True sustainability cannot be achieved by buildings only useful for a few decades. Buildings need to be reusable, they need to add value to their environment, and be pleasant and enjoyable to occupy, as well as being flexible enough to adapt and respond to changing social, economic and technological conditions. To achieve this, green infrastructure and the industry response to this need cannot be separated from the considerable disruption to other areas of real estate we are seeing in the twenty-first century, characterised by fundamental changes in the nature of capitalism and money. The need for long-term income streams has completely changed investment criteria and aims.

There is a growing global realisation that it is not enough for real estate to tick boxes for sustainability. Land and property is always set within a bigger and richer context. People are increasingly expecting to encounter an experience of place, rather than a collection of buildings – however green they may be, wherever they are. If any individual building cannot add this, its appeal and price will lower. To achieve a greater value, investors in real estate need to enhance the experience of developments, and be capable of adapting to the changing needs and conditions the future will throw at them. If it is unable to do this, it is incapable of being sustainable.
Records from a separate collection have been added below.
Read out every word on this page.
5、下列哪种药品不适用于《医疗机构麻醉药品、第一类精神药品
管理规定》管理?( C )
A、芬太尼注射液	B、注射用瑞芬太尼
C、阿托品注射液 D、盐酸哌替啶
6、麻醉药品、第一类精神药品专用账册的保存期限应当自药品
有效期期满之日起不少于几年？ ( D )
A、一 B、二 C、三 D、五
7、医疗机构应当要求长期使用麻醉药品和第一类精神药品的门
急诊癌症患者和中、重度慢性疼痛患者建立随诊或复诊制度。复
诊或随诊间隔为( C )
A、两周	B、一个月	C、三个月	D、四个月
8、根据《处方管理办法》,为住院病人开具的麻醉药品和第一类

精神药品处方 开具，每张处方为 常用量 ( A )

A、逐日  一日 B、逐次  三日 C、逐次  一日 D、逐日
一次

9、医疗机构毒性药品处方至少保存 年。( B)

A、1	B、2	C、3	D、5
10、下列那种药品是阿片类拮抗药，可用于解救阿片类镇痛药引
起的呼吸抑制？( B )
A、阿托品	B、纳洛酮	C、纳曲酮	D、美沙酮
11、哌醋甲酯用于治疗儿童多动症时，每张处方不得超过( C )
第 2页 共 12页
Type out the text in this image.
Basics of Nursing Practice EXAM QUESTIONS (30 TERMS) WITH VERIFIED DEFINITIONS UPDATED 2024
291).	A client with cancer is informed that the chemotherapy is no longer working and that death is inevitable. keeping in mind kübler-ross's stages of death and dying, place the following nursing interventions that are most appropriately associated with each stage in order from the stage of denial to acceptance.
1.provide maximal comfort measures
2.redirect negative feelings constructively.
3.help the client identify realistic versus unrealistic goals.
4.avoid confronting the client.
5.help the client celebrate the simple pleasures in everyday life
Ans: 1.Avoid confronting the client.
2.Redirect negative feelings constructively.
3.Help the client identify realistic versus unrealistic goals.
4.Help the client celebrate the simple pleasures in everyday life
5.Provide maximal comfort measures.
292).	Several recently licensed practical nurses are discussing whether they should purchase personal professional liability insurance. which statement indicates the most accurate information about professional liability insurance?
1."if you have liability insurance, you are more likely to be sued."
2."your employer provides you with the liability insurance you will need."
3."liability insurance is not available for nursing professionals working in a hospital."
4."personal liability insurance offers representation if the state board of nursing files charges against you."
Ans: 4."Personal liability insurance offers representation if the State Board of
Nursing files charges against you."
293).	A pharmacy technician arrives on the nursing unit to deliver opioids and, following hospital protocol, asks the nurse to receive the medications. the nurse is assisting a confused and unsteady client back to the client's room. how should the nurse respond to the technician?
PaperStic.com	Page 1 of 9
What we have learned from the twenty-first century to date is that we need to focus more and understand better integrated outcomes of, and interventions into, places that are not prescriptive, and which encourage innovation and holistic solutions.

In this respect, the design of regulation, funding, business, management, and land ownership are as important as the design of the actual building. Few, if any, of the significant issues that face real estate in the twenty-first century can be tackled from a single standpoint. This applies nowhere more powerfully than to the changing function and use of cities. If we acknowledge and embrace the coming fifth age together, we will have the power to help address problems of climate change, social pressures and economic vulnerability. Solutions to the twenty-first century’s challenging problems must be global, multi-sector, inclusive and multi-disciplinary.